1. cFDR method


I have made a functional_cfdr_v2 function which has the following amendments:

  1. No leave-one-chromosome-out (LOCO) method

  2. Use earlier density estimate of \(Q|H0\) rather than estimating it again in the final integration step

  3. Remove the contour segment in problematic low \(q\).

    • The cFDR method struggles to find contours for very low \(q\), where there are very few data points. This results in segmented contour lines from the contourLines function (the first segment in the problematic region). Interestingly, these segmented contour lines occur only for large \(p\).

    • I remove the first segment of the segmented contours (that in the problematic low \(q\) region), and let the contours drop straight down. James does something similar in his vly function, whereby he sets the coordinate equal to the cFDR value that we are evaluating the contour at, or the value evaluated before this point.

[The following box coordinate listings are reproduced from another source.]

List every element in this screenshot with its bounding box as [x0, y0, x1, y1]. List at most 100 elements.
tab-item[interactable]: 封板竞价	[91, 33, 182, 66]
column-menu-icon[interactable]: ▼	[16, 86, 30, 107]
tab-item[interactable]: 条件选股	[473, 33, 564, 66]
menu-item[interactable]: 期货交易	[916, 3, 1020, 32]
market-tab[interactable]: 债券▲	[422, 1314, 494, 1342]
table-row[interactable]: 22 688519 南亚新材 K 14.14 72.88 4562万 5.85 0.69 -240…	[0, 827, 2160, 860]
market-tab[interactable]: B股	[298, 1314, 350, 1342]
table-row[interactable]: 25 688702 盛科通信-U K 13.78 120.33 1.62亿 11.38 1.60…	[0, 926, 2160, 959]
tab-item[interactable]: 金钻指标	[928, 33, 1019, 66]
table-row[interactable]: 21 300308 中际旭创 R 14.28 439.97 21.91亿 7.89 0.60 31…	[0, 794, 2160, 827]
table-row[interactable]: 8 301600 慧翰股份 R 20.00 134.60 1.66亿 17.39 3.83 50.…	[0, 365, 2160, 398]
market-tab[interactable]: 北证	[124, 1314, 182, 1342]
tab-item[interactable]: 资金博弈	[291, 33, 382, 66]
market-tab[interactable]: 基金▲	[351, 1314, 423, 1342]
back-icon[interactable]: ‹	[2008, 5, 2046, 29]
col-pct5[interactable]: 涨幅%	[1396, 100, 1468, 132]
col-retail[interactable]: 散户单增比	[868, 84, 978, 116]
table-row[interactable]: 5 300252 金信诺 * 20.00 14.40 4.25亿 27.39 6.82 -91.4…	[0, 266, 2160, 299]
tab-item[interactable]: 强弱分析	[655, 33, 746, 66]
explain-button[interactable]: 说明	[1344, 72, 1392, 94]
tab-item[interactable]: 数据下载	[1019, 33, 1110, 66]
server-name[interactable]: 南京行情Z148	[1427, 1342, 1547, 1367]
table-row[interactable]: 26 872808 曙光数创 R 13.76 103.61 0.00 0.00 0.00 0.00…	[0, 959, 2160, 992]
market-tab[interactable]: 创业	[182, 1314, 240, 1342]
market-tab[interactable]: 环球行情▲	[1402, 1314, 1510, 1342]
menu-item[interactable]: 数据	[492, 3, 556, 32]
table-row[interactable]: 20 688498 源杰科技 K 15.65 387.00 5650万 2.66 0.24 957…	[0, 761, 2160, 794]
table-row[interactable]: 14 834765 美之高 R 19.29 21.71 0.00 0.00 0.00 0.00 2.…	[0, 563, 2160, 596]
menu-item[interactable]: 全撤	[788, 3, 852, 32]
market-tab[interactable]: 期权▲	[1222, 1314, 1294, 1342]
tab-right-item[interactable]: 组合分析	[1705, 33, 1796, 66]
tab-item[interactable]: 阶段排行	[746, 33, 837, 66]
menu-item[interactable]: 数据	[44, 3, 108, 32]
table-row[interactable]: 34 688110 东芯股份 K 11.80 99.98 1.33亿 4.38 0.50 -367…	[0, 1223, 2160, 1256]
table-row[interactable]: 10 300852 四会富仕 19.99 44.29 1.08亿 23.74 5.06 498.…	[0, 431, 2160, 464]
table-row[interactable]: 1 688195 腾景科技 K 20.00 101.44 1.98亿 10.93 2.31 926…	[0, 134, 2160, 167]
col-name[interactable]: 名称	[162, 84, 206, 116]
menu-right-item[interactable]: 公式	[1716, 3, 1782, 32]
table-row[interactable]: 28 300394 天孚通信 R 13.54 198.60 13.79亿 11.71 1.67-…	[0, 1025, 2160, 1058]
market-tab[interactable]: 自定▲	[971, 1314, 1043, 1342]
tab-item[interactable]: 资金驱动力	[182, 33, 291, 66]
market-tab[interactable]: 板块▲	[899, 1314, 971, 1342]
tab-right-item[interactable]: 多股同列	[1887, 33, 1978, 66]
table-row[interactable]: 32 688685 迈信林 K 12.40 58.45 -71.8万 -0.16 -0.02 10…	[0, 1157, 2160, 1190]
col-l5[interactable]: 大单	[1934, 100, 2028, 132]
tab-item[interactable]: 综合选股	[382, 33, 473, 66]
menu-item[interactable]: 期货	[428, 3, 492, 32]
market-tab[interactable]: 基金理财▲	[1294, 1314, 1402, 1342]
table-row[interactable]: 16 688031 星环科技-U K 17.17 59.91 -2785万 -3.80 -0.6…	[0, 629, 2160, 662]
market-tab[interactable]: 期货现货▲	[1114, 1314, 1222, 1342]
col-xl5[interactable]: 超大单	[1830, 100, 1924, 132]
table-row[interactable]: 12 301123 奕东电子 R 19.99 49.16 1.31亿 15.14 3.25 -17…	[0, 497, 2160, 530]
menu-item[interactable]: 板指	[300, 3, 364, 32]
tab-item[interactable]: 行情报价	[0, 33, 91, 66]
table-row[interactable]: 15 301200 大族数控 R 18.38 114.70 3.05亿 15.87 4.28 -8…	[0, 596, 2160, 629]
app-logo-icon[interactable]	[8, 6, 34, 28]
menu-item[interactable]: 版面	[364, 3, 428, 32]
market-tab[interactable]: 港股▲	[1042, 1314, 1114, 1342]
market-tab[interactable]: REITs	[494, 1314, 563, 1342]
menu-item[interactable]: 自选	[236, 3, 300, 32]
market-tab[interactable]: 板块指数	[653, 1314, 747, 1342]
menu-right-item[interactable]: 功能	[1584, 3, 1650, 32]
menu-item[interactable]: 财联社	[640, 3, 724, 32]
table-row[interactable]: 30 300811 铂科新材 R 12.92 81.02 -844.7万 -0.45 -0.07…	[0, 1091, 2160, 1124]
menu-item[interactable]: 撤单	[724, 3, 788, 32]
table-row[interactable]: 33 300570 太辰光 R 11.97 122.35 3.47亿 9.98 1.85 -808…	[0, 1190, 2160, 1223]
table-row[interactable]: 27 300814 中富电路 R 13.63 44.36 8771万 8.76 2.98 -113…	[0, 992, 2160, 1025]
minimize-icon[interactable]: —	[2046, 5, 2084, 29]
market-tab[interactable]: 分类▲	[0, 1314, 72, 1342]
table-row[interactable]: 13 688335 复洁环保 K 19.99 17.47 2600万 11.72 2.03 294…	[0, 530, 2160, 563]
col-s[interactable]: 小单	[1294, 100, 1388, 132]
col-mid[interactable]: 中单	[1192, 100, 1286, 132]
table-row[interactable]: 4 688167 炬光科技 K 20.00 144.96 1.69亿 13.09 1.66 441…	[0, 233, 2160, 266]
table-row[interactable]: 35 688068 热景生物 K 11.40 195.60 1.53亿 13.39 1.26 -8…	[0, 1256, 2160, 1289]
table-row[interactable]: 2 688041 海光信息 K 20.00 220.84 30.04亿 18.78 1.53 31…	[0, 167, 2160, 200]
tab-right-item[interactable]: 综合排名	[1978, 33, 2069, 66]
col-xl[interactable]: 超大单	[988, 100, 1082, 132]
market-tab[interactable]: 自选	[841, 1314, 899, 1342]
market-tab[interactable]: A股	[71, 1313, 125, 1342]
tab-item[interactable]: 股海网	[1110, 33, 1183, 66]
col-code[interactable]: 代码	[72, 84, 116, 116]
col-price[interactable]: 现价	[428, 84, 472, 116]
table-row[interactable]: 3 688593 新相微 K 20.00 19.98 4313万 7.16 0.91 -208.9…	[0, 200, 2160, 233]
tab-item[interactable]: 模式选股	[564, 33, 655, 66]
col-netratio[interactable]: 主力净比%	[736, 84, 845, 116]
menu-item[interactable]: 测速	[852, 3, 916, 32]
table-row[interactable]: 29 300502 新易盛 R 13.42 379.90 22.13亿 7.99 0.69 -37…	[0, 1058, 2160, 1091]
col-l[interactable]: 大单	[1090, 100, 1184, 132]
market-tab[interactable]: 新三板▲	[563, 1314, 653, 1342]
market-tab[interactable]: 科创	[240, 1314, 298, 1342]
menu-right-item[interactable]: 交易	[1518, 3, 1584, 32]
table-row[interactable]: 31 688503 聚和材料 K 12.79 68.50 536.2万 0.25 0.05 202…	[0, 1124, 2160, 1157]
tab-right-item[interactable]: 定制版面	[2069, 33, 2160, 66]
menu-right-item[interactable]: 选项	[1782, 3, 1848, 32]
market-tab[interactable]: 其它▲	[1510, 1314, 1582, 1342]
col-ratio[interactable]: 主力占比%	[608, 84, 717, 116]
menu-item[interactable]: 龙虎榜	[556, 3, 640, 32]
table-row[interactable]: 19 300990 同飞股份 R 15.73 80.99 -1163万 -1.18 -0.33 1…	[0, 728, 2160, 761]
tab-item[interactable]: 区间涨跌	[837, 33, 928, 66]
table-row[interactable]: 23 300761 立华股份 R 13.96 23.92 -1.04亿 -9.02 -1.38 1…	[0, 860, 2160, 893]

This function takes ~15 minutes to run for the 121,000 SNPs.


Testing robustness


To test the robustness of the iterations, I begin by simulating some independent \(q\) vectors that are:


1. Sampled from the standard uniform

  • The KDE (red) for \(Q\) (estimated from \(Q,P\leq 1\)) fits the data pretty well.

  • As does the KDE (red) for \(Q|H0\) (estimated by \(Q|P>1/2\)).


Looking at the results over each iteration (horizontally scrollable figure), things look ok.